ひととき融資を避けてお金の問題を解決するには

「ひととき融資で嫌な思いはしたくない」と思ったら適切な方法でお金の問題を解決することが重要です。

違法性の高いひととき融資を避けるには以下にある3つの方法が役に立ちます。

  1. 借金は債務整理で減らす
  2. 司法書士に依頼して交渉する
  3. 生活福祉資金を申し込む

それぞれの方法について詳しく解説します。

借金は債務整理で減らす

消費者金融やクレジットカードの借金で悩んでいるときは、債務整理をして返済負担を軽くしましょう。

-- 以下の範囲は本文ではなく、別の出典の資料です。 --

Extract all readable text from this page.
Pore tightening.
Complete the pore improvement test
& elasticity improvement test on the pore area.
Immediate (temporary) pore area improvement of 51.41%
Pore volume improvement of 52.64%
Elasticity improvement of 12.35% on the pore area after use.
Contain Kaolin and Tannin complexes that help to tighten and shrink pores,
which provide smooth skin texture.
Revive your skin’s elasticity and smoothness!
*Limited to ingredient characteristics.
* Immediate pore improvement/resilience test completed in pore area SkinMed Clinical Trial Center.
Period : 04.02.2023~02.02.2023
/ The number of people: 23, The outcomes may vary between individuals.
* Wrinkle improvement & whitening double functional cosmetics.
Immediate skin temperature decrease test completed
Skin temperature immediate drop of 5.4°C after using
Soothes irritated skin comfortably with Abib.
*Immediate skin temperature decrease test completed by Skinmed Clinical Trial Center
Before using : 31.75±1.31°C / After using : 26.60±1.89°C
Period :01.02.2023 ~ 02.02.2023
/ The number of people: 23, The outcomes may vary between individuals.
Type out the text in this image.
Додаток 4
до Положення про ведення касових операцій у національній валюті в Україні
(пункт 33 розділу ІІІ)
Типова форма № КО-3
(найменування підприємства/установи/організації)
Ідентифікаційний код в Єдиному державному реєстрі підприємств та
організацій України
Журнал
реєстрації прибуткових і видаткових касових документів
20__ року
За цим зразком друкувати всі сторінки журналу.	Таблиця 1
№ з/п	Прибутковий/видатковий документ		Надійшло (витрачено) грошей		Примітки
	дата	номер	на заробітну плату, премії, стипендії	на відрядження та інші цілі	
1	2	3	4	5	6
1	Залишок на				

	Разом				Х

任意整理や個人再生であれば、資産を手放す必要がなく、金銭的余裕を取り戻せます。

債務整理の手続きをするのは難しいため、借金を減らしたいときは法律事務所に相談することがオススメです。信頼できる司法書士に頼ることでスムーズに借金問題を解決できます。

司法書士に依頼して交渉する

SNSなどの個人間融資に手を出して性行為を求められているときは、法律事務所に交渉を依頼しましょう。

法律の専門家が交渉することで性被害や違法な利息を対策できます。

特に闇金対策に強い法律事務所の場合は、悪徳業者と交渉した専門家が多く、悪意のある個人に対抗しやすいのがメリットです。

生活福祉資金を申し込む

「生活費が足りなくて暮らしが苦しい」と思ったときに役立つのが生活福祉資金です。

お近くの社会福祉協議会で担当者と相談することで、生活するために必要な資金を借りられる場合があります。

収入が少なくて住民税非課税であったり、70歳以上の高齢者がいたりすると生活福祉資金の融資を受けられる可能性が高いです。生活費を目的とする場合は社会福祉協議会に問い合わせましょう。

まとめ

借金や生活費などお金に余裕がない女性をターゲットにして、性行為を条件に融資するのがひととき融資です。

SNSが普及した今では個人間融資が増えていて、被害にあう女性は増加しています。

もし借金やひととき融資で悩んでいるときは、なるべく早めに法律事務所で相談しましょう。法律知識のある司法書士があなたに代わって対処することで借金問題を解決できます。